Le tribunal administratif condamne l’État à verser 1 500 € à la LPO. L’association attend de voir si l’État fait appel de la décision du tribunal avant de préciser sa stratégie, mais "la LPO nationale étudie le dossier, on va faire en sorte de ne pas en rester là" assure Grégory Brouilliard. (...)

Pour la LPO, l’enjeu est de faire évoluer les mentalités. "Il ne faut pas oublier qu’en 40 ans, on a perdu 70% des espèces animales sur terre, rappelle Grégory Brouilliard. On parle d’effondrement de la biodiversité tous les jours aux actualités, c’est un sujet extrêmement important. On rase 2,5 hectares de forêt dans une zone d’intérêt faunistique, floristique, une zone natura 2000 et on devrait l’accepter ? Non, il faut que l’on arrête ces constructions inutiles. C’est un projet qui était dans les cartons depuis déjà 30 ans et qui aujourd’hui n’a aucune utilité, on l’a démontré au tribunal. Il faut changer les méthodes, aujourd’hui, on ne peut plus continuer comme ça."

Un avis partagé par les habitants du quartier qui s’étaient opposés à cette route. Toutes proportions gardées, ils ne peuvent pas s’empêcher de penser à la polémique de l’autoroute A69, déclarée d’utilité publique en 2018. (...)

Des mesures compensatoires critiquées (...)

pour les défenseurs de l’environnement, ces mesures ont été mal exécutées. "On est plutôt dans l’ordre du catastrophisme, regrette Grégory Brouilliard. Sur les hectares de forêt qui devaient être replantés, ça n’a pas été fait. Le passage à écureuil n’est pas fonctionnel. Il y a des crapauducs, nous avons vérifié, qui ne sont pas empruntés par les crapauds." (...)

L’effondrement en cours (...)

"Cet été, on a remarqué que tous les hêtres en bordure de route sont en train de dessécher, regrette Bernard Bultel. Le hêtre a besoin de vivre en forêt, ce n’est pas un arbre de bordure, le soleil lui est fatal. Ces arbres vont crever et s’ils crèvent, il va y avoir un enchaînement, les arbres derrières vont dessécher aussi, ça va faire un effet boule de neige. Cette route n’est pas une construction, c’est une destruction."

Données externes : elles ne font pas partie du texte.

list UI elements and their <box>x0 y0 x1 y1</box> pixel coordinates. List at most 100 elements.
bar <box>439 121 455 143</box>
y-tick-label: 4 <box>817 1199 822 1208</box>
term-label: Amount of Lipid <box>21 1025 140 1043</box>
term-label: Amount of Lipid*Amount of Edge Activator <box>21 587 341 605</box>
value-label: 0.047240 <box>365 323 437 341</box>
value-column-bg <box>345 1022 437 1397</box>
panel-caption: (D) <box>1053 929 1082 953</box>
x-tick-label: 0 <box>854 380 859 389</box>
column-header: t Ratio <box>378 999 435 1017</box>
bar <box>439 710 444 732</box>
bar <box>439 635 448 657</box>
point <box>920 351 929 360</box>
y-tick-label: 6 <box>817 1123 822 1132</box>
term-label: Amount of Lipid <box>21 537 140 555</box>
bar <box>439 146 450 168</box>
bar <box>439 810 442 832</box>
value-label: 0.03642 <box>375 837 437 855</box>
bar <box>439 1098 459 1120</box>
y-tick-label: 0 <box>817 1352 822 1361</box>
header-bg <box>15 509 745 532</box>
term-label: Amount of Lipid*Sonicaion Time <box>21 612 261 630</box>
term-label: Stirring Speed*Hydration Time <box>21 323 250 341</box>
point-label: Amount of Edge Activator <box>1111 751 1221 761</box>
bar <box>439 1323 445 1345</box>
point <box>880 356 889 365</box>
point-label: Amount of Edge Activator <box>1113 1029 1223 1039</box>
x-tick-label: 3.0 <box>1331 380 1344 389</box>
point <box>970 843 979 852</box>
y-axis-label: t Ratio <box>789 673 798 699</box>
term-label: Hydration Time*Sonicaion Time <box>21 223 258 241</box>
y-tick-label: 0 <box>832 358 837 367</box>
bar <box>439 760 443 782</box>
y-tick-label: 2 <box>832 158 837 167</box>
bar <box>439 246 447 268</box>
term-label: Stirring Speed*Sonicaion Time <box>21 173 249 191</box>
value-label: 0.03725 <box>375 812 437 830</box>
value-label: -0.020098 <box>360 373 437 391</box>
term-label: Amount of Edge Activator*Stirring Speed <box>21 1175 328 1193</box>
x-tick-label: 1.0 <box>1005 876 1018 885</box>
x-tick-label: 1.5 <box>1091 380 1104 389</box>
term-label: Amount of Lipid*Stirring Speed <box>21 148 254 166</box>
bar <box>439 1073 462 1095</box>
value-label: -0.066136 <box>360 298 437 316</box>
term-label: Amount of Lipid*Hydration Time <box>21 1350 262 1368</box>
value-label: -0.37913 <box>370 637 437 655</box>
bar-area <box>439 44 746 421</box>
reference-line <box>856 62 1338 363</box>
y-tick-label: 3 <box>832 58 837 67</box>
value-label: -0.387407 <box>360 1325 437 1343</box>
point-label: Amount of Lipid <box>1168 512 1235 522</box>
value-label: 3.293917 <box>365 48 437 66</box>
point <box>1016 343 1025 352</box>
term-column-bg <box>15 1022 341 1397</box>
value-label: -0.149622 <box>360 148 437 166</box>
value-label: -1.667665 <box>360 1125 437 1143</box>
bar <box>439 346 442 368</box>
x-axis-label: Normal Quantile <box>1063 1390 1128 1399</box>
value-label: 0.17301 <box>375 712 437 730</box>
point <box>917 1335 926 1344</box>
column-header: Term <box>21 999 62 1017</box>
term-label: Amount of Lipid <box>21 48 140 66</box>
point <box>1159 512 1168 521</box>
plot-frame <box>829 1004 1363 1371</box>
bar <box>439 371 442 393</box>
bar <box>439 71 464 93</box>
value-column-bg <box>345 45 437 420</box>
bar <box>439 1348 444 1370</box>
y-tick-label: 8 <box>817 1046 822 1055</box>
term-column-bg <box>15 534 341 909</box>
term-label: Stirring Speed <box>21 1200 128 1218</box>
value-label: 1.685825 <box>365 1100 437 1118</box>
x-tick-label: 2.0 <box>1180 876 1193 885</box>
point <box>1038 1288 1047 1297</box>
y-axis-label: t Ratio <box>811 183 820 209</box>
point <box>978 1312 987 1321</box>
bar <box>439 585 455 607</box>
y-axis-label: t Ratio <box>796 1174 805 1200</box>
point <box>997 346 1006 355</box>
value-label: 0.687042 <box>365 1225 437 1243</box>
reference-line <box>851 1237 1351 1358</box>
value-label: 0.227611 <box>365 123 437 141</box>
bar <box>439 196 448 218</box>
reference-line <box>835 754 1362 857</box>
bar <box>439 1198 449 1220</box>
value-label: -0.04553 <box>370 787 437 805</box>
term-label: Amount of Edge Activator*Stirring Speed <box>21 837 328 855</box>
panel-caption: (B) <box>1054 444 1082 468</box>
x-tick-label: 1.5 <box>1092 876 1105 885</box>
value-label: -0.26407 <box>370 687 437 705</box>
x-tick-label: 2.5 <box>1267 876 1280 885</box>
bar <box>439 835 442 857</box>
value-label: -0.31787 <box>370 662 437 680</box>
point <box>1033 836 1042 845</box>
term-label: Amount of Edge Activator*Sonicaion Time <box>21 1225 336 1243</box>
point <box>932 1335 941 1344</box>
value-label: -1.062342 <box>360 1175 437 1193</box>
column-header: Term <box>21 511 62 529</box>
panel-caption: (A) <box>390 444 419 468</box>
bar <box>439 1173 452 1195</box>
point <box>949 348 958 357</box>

Dans un rapport publié en 2023, l’Observatoire national de biodiversité constate que "les principales pressions n’ont pas été réduites significativement en France, et se sont, pour certaines, intensifiées pendant la dernière décennie. Il s’agit de la destruction et la fragmentation des habitats naturels, menace la plus importante, qui concerne tous les milieux."

Au niveau national, la population d’oiseaux a diminué d’un quart depuis 1989 (...)

À Pont-Sainte-Maxence comme ailleurs, les lois sur l’environnement adoptées ces dernières décennies ne suffisent pas encore à inverser cette tendance.